Estado impropio
Estado de derecho no hay más que uno y es la base tanto de la autonomía catalana como de la integración europea
Lo siento, president, pero Estado de derecho no hay más que uno. Y de momento no es catalán. Tampoco hay un Estado de derecho internacional. Ojalá lo hubiera y fuera al menos europeo. Seguro que facilitaría la existencia de un Estado de derecho catalán integrado, ese Estado propio dentro de la Unión Europea que pedían los manifestantes del 11-S. Lo único que hay es el Estado de derecho español, con independencia de que guste más o menos a unos y otros.
Artur Mas dijo el sábado, a propósito de la legalidad de una consulta sobre la soberanía de Cataluña, que seguirá “los marcos legales y el Estado de derecho, sea el español cuando sea necesario, el catalán o el internacional cuando también lo sea”. Pues no podrá ser. La única forma de que sea legal la consulta que se propone es hacerla dentro del marco constitucional del Estado español.
Una de dos: o la realiza después de un intenso diálogo y un acuerdo final con el Gobierno español, que es el que debe autorizarla o alternativamente aceptar una reforma constitucional que la permita, o se convoca sin valor jurídico, en la línea de las consultas populares ya realizadas por multitud de Ayuntamientos catalanes, sin el apoyo de Estado de derecho alguno para que se deduzcan consecuencias efectivas de sus resultados.
El Estado de derecho español no es una nimiedad ni una formalidad. Artur Mas es presidente gracias a que hay Estado de derecho español. Si su victoria electoral el 25 de noviembre se da ya por hecha es gracias, entre otras cosas, a las disfunciones y los defectos del Estado de derecho que han propiciado el clima secesionista imperante en Cataluña. Pero no hay otro. La regla de juego es esta, por imperfecta que sea. La base de todo, de la autonomía, de la recuperación de la lengua, de la integración europea y de la moneda única de nuestras crisis es el Estado de derecho español.
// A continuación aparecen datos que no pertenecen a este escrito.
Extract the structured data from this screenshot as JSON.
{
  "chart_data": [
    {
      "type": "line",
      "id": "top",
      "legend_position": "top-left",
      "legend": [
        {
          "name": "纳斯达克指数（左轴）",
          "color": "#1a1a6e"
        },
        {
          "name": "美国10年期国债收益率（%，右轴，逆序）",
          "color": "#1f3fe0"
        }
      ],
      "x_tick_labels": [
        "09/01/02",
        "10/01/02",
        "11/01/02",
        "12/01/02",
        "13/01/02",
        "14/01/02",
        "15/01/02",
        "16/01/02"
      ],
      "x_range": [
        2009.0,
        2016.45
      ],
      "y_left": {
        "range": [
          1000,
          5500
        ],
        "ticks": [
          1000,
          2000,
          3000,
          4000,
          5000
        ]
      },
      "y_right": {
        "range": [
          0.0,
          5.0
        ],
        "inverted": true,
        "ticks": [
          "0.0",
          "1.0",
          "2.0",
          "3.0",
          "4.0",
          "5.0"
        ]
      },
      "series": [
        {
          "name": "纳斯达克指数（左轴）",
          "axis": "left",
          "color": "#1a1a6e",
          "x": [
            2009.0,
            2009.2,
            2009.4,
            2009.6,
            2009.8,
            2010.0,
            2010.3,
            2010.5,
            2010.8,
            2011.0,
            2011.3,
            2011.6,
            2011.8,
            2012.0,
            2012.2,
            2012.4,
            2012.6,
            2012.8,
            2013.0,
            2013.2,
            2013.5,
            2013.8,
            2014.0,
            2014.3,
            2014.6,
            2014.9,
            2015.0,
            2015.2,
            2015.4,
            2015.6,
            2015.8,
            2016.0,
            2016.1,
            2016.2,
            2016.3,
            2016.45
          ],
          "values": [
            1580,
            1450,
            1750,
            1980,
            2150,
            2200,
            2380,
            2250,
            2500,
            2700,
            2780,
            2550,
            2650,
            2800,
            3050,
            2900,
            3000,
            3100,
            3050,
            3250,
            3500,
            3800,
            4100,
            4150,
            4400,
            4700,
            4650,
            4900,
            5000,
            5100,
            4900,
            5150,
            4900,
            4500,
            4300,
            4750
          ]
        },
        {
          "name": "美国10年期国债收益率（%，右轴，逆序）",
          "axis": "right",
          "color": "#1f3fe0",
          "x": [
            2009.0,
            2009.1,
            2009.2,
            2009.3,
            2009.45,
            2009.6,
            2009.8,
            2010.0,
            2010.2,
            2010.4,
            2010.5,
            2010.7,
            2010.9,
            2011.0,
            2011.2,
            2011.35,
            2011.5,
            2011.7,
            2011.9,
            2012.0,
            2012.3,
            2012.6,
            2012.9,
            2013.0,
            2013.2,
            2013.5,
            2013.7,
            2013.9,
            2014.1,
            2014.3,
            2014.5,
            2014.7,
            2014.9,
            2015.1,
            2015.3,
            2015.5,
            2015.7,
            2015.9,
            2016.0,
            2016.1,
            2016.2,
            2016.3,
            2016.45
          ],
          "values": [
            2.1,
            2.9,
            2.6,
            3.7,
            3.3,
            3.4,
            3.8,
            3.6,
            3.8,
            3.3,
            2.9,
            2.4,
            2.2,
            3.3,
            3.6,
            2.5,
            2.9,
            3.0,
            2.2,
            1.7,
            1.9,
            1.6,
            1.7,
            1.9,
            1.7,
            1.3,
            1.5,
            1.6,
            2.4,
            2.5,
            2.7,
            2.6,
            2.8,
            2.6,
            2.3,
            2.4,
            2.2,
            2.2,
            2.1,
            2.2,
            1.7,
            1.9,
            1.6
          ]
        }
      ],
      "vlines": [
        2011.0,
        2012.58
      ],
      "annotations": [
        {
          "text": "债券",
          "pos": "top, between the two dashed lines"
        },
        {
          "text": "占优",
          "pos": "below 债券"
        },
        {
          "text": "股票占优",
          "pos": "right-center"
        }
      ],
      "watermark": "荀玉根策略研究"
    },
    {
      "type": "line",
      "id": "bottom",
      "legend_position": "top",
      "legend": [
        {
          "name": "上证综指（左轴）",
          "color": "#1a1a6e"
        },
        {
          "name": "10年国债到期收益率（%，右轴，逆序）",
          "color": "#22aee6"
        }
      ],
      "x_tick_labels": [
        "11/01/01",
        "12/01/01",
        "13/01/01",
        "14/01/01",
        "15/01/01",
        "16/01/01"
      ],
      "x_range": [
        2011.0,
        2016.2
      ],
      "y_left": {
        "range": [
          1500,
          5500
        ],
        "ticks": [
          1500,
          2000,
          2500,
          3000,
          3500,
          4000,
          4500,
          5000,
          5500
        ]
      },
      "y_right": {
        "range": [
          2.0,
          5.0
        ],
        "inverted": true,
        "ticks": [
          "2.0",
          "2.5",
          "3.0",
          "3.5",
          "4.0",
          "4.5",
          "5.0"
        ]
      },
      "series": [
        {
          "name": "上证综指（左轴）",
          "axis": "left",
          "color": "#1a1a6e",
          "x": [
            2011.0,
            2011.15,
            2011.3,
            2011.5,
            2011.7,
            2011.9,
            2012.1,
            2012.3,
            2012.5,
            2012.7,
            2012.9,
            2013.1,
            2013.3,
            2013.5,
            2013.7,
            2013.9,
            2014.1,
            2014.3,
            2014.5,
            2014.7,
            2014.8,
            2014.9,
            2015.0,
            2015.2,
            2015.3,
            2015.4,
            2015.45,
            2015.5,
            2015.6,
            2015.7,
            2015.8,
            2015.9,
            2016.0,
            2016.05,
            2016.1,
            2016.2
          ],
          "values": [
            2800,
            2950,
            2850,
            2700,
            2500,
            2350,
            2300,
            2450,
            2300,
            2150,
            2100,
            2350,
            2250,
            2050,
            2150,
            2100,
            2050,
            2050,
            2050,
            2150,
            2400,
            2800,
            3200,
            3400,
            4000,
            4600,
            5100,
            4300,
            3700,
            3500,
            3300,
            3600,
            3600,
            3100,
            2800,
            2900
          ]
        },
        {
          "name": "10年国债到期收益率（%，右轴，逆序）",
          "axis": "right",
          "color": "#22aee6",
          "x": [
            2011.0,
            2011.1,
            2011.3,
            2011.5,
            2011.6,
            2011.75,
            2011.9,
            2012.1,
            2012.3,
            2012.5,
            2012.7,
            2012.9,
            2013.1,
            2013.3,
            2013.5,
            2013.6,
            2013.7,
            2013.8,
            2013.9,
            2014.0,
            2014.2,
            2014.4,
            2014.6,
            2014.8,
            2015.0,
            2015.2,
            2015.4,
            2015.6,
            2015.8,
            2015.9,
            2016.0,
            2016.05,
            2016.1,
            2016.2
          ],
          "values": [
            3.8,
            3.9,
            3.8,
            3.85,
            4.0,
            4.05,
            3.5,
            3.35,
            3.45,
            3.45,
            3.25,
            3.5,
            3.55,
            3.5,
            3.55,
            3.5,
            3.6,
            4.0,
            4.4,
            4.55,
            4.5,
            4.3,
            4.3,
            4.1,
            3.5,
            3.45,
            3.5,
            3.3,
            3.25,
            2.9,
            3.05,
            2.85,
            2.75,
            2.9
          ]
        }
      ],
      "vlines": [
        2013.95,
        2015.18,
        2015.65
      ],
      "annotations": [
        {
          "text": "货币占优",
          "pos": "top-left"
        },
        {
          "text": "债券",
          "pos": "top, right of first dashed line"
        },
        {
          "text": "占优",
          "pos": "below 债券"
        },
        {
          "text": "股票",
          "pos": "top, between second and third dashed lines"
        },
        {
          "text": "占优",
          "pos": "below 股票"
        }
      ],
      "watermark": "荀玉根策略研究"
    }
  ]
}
Esta idea es muy seria y gravita sobre la política catalana desde el 6 de octubre de 1934, cuando el presidente de la Generalitat del momento se olvidó de quién era y a quién representaba, y se levantó contra la legalidad española y el Gobierno legalmente constituido para declarar el Estado catalán dentro de la República federal española. Nadie quiere en la plaza de Sant Jaume una repetición del 6 de octubre, y no tan solo por cómo acabaron la autonomía y su presidente a los pocos años, sino también por el respeto del principio de legalidad que viene exigido por todos, empezando por la comunidad internacional y el conjunto de los socios europeos.
El presidente catalán ha querido decir dos cosas con su curiosa teoría acerca del Estado de derecho. Hará las cosas dentro de la ley. Recordemos que incluso la ruptura pactada con el franquismo se hizo preservando las formas legales, “de la ley a la ley y por la ley”, según palabras del inspirador del proceso que fue Torcuato Fernández Miranda. Y quiere jugar en la escena internacional para obligar al Gobierno español a sentarse y a negociar, más que acogerse a una legalidad internacional que difícilmente puede responder a sus requerimientos.
Artur Mas ha avanzado todavía más. No le bastará con un 51% a favor en la consulta, sino que exigirá una mayoría indestructible e indiscutible. Nada de aprovechar la ventana de oportunidad para precipitar un proceso rápido de secesión como le exigen los más apresurados. No importa un año más, ha dicho. Ni dos legislaturas en vez de una.
Mientras tanto, ha dejado de pronunciar el hexasílabo catalán de moda. Por si acaso. Su consejero de Cultura, Ferran Mascarell, para complicar más las cosas, ha declarado al diario Ara: “Es un falso dilema escoger entre Estado propio y federalismo, porque la mayoría de quienes decimos que Cataluña necesita instrumentos de Estado somos federalizadores respecto a Europa y a España”.
Estamos en campaña electoral. Formalmente desde el martes, cuando Mas convocó las elecciones. De facto, mucho antes, quizás desde que Rajoy obtuvo hace un año una mayoría absoluta y CiU escribió el guión que culminó con la ruptura en La Moncloa tras la Diada. Ahora es tiempo de levantar ilusiones y lanzar promesas, que solo comprometen a quienes se las creen.